Speaking as someone familiar with C and Rust (not so much Go!), although there's a parallel here to Rust's Traits, this actually is much closer to dyn Trait in Rust, which uses vtables and runtime polymorphism, rather than "regular" Traits in Rust, which are monomorphized versions of similar interface constraints, much closer to C++'s templates (or concepts, I'm hand waving here).
This isn't necessarily a negative, sometimes you actually prefer vtables and runtime polymorphism for various reasons like flexibility, or code size reasons. Just wanted to add some flavor for folks that aren't as familiar with Rust, that this isn't exactly how things usually work, as "regular" Trait usage is much more common than dyn Trait usage, which you have to explicitly opt-in to.
EPWN3D•47m ago
I've wound up just putting the protocol state in a struct and making the "conforming" action to have that struct in the conforming object with a standardized field name.

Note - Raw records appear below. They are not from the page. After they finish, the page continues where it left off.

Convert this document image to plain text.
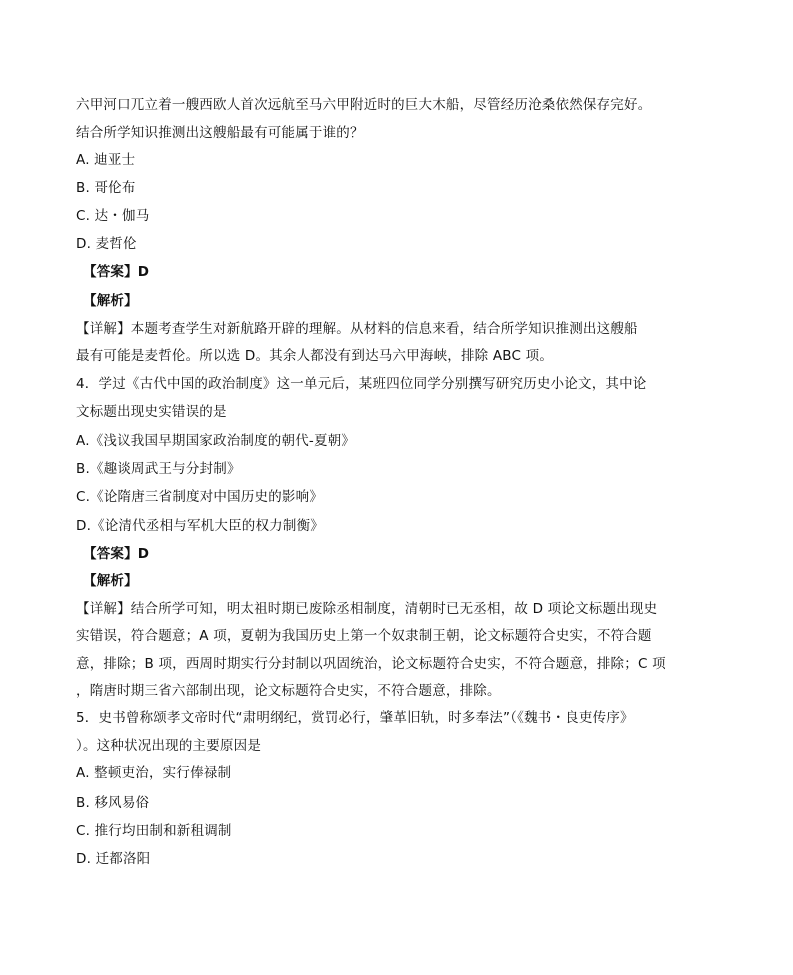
六甲河口兀立着一艘西欧人首次远航至马六甲附近时的巨大木船，尽管经历沧桑依然保存完好。
结合所学知识推测出这艘船最有可能属于谁的？
A. 迪亚士
B. 哥伦布
C. 达・伽马
D. 麦哲伦
【答案】D
【解析】
【详解】本题考查学生对新航路开辟的理解。从材料的信息来看，结合所学知识推测出这艘船
最有可能是麦哲伦。所以选 D。其余人都没有到达马六甲海峡，排除 ABC 项。
4．学过《古代中国的政治制度》这一单元后，某班四位同学分别撰写研究历史小论文，其中论
文标题出现史实错误的是
A.《浅议我国早期国家政治制度的朝代-夏朝》
B.《趣谈周武王与分封制》
C.《论隋唐三省制度对中国历史的影响》
D.《论清代丞相与军机大臣的权力制衡》
【答案】D
【解析】
【详解】结合所学可知，明太祖时期已废除丞相制度，清朝时已无丞相，故 D 项论文标题出现史
实错误，符合题意；A 项，夏朝为我国历史上第一个奴隶制王朝，论文标题符合史实，不符合题
意，排除；B 项，西周时期实行分封制以巩固统治，论文标题符合史实，不符合题意，排除；C 项
，隋唐时期三省六部制出现，论文标题符合史实，不符合题意，排除。
5．史书曾称颂孝文帝时代“肃明纲纪，赏罚必行，肇革旧轨，时多奉法”（《魏书・良吏传序》
）。这种状况出现的主要原因是
A. 整顿吏治，实行俸禄制
B. 移风易俗
C. 推行均田制和新租调制
D. 迁都洛阳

Then just use a macro to get the protocol pointer and pass it to the protocol's implementation functions.
But I really, really wish we could have a lightweight protocol/trait feature in C. It would remove a large source of unsafe code that has to cast back and forth between void *.
jamesmunns•1h ago
This isn't necessarily a negative, sometimes you actually prefer vtables and runtime polymorphism for various reasons like flexibility, or code size reasons. Just wanted to add some flavor for folks that aren't as familiar with Rust, that this isn't exactly how things usually work, as "regular" Trait usage is much more common than dyn Trait usage, which you have to explicitly opt-in to.